С мягкой, обещающей улыбкой Зигрид спросила ее на прощанье:
— Вы мне разрешите зайти к вам?
— Я буду очень рада, — смущенно ответила Тумасова. — Но только у меня… Я живу крайне скромно… Вы…
Тонкие, бледные руки ее беспомощно скрестились на груди, точно ей хотелось скрыть не то свою наготу, не то убогую обстановку.
— О, пусть вас ничто не смущает. Это неважно.
И, указывая рукой на просторную гостиную, фру Ларсен искренне сказала ей:
— Вот большая и нарядная комната. Но здесь так неуютно и так одиноко, что я…

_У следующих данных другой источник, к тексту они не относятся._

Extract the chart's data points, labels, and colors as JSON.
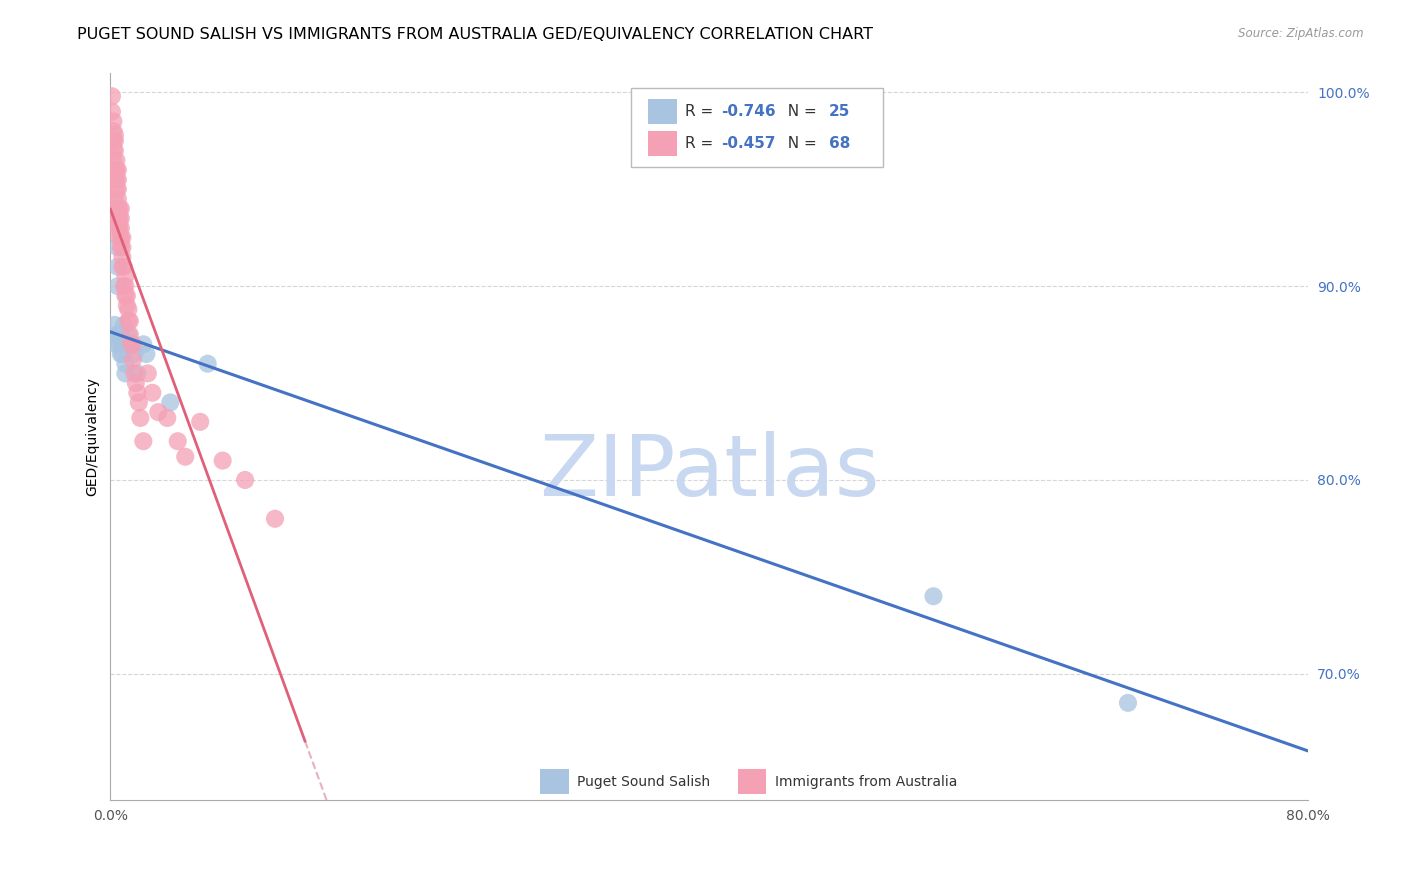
{
  "title": "PUGET SOUND SALISH VS IMMIGRANTS FROM AUSTRALIA GED/EQUIVALENCY CORRELATION CHART",
  "source": "Source: ZipAtlas.com",
  "ylabel": "GED/Equivalency",
  "xlim": [
    0.0,
    0.8
  ],
  "ylim": [
    0.635,
    1.01
  ],
  "yticks": [
    0.7,
    0.8,
    0.9,
    1.0
  ],
  "ytick_labels": [
    "70.0%",
    "80.0%",
    "90.0%",
    "100.0%"
  ],
  "xtick_positions": [
    0.0,
    0.2,
    0.4,
    0.6,
    0.8
  ],
  "xtick_labels": [
    "0.0%",
    "",
    "",
    "",
    "80.0%"
  ],
  "legend_r1": "-0.746",
  "legend_n1": "25",
  "legend_r2": "-0.457",
  "legend_n2": "68",
  "blue_color": "#a8c4e0",
  "pink_color": "#f4a0b5",
  "blue_line_color": "#4472c4",
  "pink_line_color": "#e0607a",
  "dashed_line_color": "#e8b0c0",
  "watermark": "ZIPatlas",
  "watermark_color": "#c8d8f0",
  "blue_scatter_x": [
    0.003,
    0.004,
    0.004,
    0.005,
    0.005,
    0.005,
    0.006,
    0.006,
    0.007,
    0.007,
    0.008,
    0.008,
    0.009,
    0.01,
    0.01,
    0.012,
    0.013,
    0.016,
    0.018,
    0.022,
    0.024,
    0.04,
    0.065,
    0.55,
    0.68
  ],
  "blue_scatter_y": [
    0.88,
    0.875,
    0.87,
    0.92,
    0.91,
    0.9,
    0.875,
    0.87,
    0.875,
    0.865,
    0.87,
    0.865,
    0.88,
    0.86,
    0.855,
    0.875,
    0.87,
    0.865,
    0.855,
    0.87,
    0.865,
    0.84,
    0.86,
    0.74,
    0.685
  ],
  "pink_scatter_x": [
    0.001,
    0.001,
    0.001,
    0.002,
    0.002,
    0.002,
    0.002,
    0.002,
    0.003,
    0.003,
    0.003,
    0.003,
    0.003,
    0.003,
    0.004,
    0.004,
    0.004,
    0.004,
    0.005,
    0.005,
    0.005,
    0.005,
    0.005,
    0.005,
    0.005,
    0.006,
    0.006,
    0.006,
    0.006,
    0.007,
    0.007,
    0.007,
    0.007,
    0.007,
    0.008,
    0.008,
    0.008,
    0.008,
    0.009,
    0.009,
    0.01,
    0.01,
    0.01,
    0.011,
    0.011,
    0.012,
    0.012,
    0.013,
    0.013,
    0.014,
    0.015,
    0.015,
    0.016,
    0.017,
    0.018,
    0.019,
    0.02,
    0.022,
    0.025,
    0.028,
    0.032,
    0.038,
    0.045,
    0.05,
    0.06,
    0.075,
    0.09,
    0.11
  ],
  "pink_scatter_y": [
    0.96,
    0.99,
    0.998,
    0.965,
    0.97,
    0.975,
    0.98,
    0.985,
    0.945,
    0.955,
    0.96,
    0.97,
    0.975,
    0.978,
    0.95,
    0.955,
    0.96,
    0.965,
    0.93,
    0.935,
    0.94,
    0.945,
    0.95,
    0.955,
    0.96,
    0.925,
    0.93,
    0.935,
    0.94,
    0.92,
    0.925,
    0.93,
    0.935,
    0.94,
    0.91,
    0.915,
    0.92,
    0.925,
    0.9,
    0.91,
    0.895,
    0.9,
    0.905,
    0.89,
    0.895,
    0.882,
    0.888,
    0.875,
    0.882,
    0.87,
    0.862,
    0.87,
    0.855,
    0.85,
    0.845,
    0.84,
    0.832,
    0.82,
    0.855,
    0.845,
    0.835,
    0.832,
    0.82,
    0.812,
    0.83,
    0.81,
    0.8,
    0.78
  ],
  "title_fontsize": 11.5,
  "axis_fontsize": 10,
  "tick_fontsize": 10
}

Последние слова потонули в ее вздохе.
И Зигрид пришла к ней после обеда, когда на землю спустился предвечерний зимний туман. И снова с живым внутренним трепетом она вслушивалась в взволнованный рассказ о мужественном самоотречении, о сдерживаемом отчаянии и о стойкой жажде не сдаваться до конца. Какой-то знакомый характер неясно выплыл вдруг перед Зигрид. Кто же это был, такой же несдающийся и в то же время исполненный самоотречения? Встретила она его в жизни или в книге?
Но Тумасова продолжала рассказывать. Зигрид некогда было хорошенько подумать и вспомнить, и только когда девушка конфузливо рассказала о спокойном эгоизме своего отца, это слово вызвало ушедшую тень Ивара Ларсена. Зигрид сразу сказала себе: сходство далекое, но все-таки оно имеется. И ей стало непостижимо приятно, точно она явилась к сестре.
Тогда она дружески улыбнулась, взяла Тумасову за руку и не забыла отметить про себя тщательную отделку ее розовых ногтей.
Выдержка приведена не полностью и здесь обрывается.